Duolingo was one of the first language-learning apps to employ machine learning for a flexible and personalized learning experience that accommodates your pace and focuses on your particular areas of improvement. Now, keeping up with the times, Duolingo uses GPT-4 technology to power its teaching techniques.
This is your personal AI research assistant that helps to parse massive amounts of reading in minutes. Just like ChatGPT, it uses cutting-edge natural language processing algorithms. However, unlike ChatGPT, which is a jack of all trades, SciSpace specializes in scientific publications.
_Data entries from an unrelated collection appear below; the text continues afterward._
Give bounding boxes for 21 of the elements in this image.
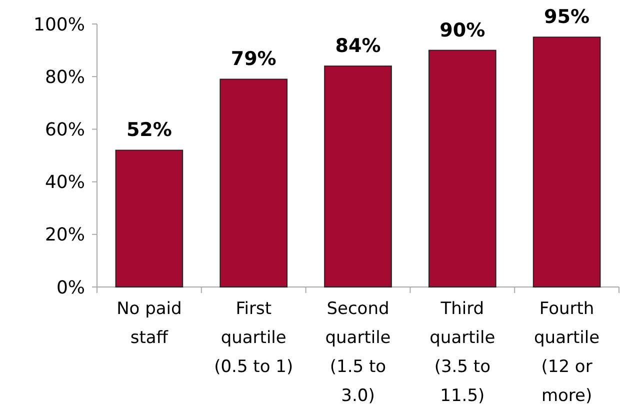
x-tick-label: Fourth quartile (12 or more)	[534, 299, 600, 406]
x-tick-label: No paid staff	[116, 299, 182, 348]
data-label: 95%	[544, 6, 590, 28]
y-tick-label: 100%	[34, 14, 85, 36]
bar	[115, 150, 184, 288]
x-tick-label: Third quartile (3.5 to 11.5)	[430, 299, 496, 406]
x-tick-label: First quartile (0.5 to 1)	[214, 299, 294, 377]
y-tick-label: 60%	[44, 120, 85, 140]
y-tick-label: 40%	[44, 172, 85, 194]
y-tick-label: 80%	[44, 66, 85, 88]
y-tick-label: 0%	[56, 277, 85, 298]
data-label: 84%	[335, 35, 381, 58]
bar	[324, 66, 392, 288]
bar	[532, 36, 601, 288]
bar	[428, 50, 496, 288]
y-tick-label: 20%	[44, 224, 85, 246]
x-tick-label: Second quartile (1.5 to 3.0)	[325, 299, 391, 406]
bar	[220, 78, 288, 288]
data-label: 52%	[126, 119, 172, 142]
data-label: 90%	[440, 19, 486, 42]
data-label: 79%	[230, 48, 276, 70]
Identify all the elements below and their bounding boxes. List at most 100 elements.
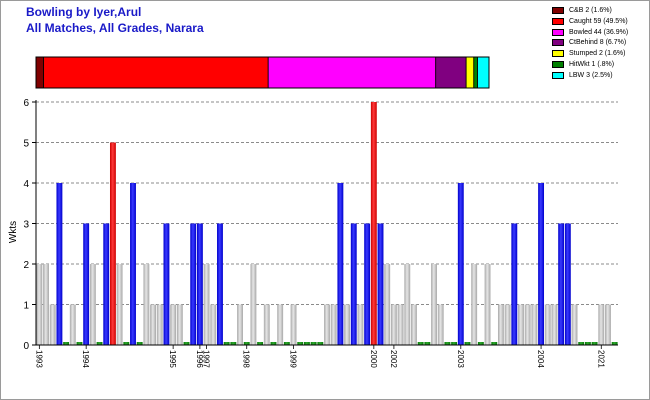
bar (176, 304, 183, 345)
bar (357, 304, 364, 345)
title-line-2: All Matches, All Grades, Narara (26, 21, 204, 35)
bar (471, 264, 478, 345)
stack-segment-cb (35, 56, 45, 89)
x-tick-label: 2004 (536, 350, 545, 368)
bar (571, 304, 578, 345)
bar (390, 304, 397, 345)
bar (283, 342, 290, 345)
bar (431, 264, 437, 345)
bar (364, 223, 371, 345)
bar (43, 264, 49, 345)
bar (303, 342, 310, 345)
legend-label: LBW 3 (2.5%) (569, 71, 613, 79)
bar (370, 102, 377, 345)
x-tick-label: 2000 (369, 350, 378, 368)
y-tick-label: 5 (23, 139, 29, 150)
bar (163, 223, 170, 345)
bar (511, 223, 518, 345)
legend-label: HitWkt 1 (.8%) (569, 60, 615, 68)
bar (243, 342, 250, 345)
bar (170, 304, 177, 345)
legend-swatch (552, 60, 564, 68)
bar (350, 223, 357, 345)
bar (497, 304, 504, 345)
bar (578, 342, 585, 345)
bar (377, 223, 384, 345)
bar (183, 342, 190, 345)
y-tick-label: 3 (23, 220, 29, 231)
x-tick-label: 1996 (195, 350, 204, 368)
bar (109, 142, 116, 345)
bar (263, 304, 270, 345)
x-tick-label: 1998 (242, 350, 251, 368)
bar (63, 342, 70, 345)
y-tick-label: 2 (23, 260, 29, 271)
x-tick-label: 2003 (456, 350, 465, 368)
y-tick-label: 0 (23, 341, 29, 352)
dismissal-stacked-bar (35, 56, 490, 89)
legend-label: C&B 2 (1.6%) (569, 7, 612, 14)
legend-swatch (552, 50, 564, 58)
legend-item-stumped: Stumped 2 (1.6%) (552, 49, 648, 60)
x-tick-label: 2002 (389, 350, 398, 368)
chart-title: Bowling by Iyer,Arul All Matches, All Gr… (26, 4, 204, 36)
bar (531, 304, 538, 345)
bar (404, 264, 411, 345)
bar (116, 264, 123, 345)
bar (598, 304, 605, 345)
title-line-1: Bowling by Iyer,Arul (26, 5, 142, 19)
bar (223, 342, 230, 345)
bar (518, 304, 524, 345)
legend-swatch (552, 28, 564, 36)
bar (277, 304, 284, 345)
bar (464, 342, 471, 345)
bar (76, 342, 83, 345)
stack-segment-caught (43, 56, 269, 89)
bar (257, 342, 264, 345)
legend-item-cb: C&B 2 (1.6%) (552, 6, 648, 17)
bar (591, 342, 598, 345)
wicket-bars (36, 102, 618, 345)
bar (344, 304, 351, 345)
stack-segment-ctbehind (435, 56, 467, 89)
bar (136, 342, 143, 345)
stack-segment-stumped (465, 56, 475, 89)
bar (457, 183, 464, 345)
legend-label: Bowled 44 (36.9%) (569, 28, 629, 36)
bar (89, 264, 96, 345)
y-tick-label: 1 (23, 301, 29, 312)
legend-swatch (552, 39, 564, 47)
bar (538, 183, 545, 345)
bar (584, 342, 591, 345)
bar (69, 304, 76, 345)
stack-segment-hitwkt (473, 56, 478, 89)
bar (451, 342, 458, 345)
legend-swatch (552, 71, 564, 79)
stack-segment-lbw (477, 56, 490, 89)
bar (56, 183, 63, 345)
bar (551, 304, 558, 345)
stack-segment-bowled (267, 56, 437, 89)
bar (103, 223, 110, 345)
bar (250, 264, 257, 345)
legend-item-ctbehind: CtBehind 8 (6.7%) (552, 38, 648, 49)
bar (150, 304, 157, 345)
bar (210, 304, 217, 345)
x-tick-label: 1993 (34, 350, 43, 368)
bar (444, 342, 451, 345)
bar (270, 342, 277, 345)
x-tick-label: 2021 (596, 350, 605, 368)
y-tick-label: 4 (23, 179, 29, 190)
bar (203, 264, 210, 345)
bar (491, 342, 498, 345)
legend-label: CtBehind 8 (6.7%) (569, 39, 627, 47)
bar (297, 342, 304, 345)
legend-item-hitwkt: HitWkt 1 (.8%) (552, 60, 648, 71)
y-tick-label: 6 (23, 98, 29, 109)
bar (558, 223, 565, 345)
bar (143, 264, 150, 345)
bar (96, 342, 103, 345)
bar (324, 304, 330, 345)
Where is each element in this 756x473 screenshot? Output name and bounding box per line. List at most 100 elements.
It uses innovative search methods to find relevant information and sources for you. Moreover, it can explain complex passages, math, tables, or diagrams in simpler terms.
SciSpace Copilot is free; you don’t even have to sign up to try it. I wish I had something like this while working on my thesis – looking for relevant stuff in my university library was a nightmare! I tell you guys, I envy you!
And all this is just the beginning! AI only starts entering classrooms as educators open the doors tentatively with trembling hands. Abhinand Chincholi, a member of the Forbes Technology Council and CEO of OneOrigin Inc., lists the lack of knowledge about AI in the education sector and uncertainty about the role of teachers as one of the primary challenges AI adoption has to overcome.
For students, AI has the potential to finally make studying even things you aren’t particularly interested in enjoyable. AI also promises to save your instructors time and effort, which can then be better applied for a personalized approach to teaching and respecting each student’s pace and unique strengths. That’s certainly something I’m excited to witness in my lifetime.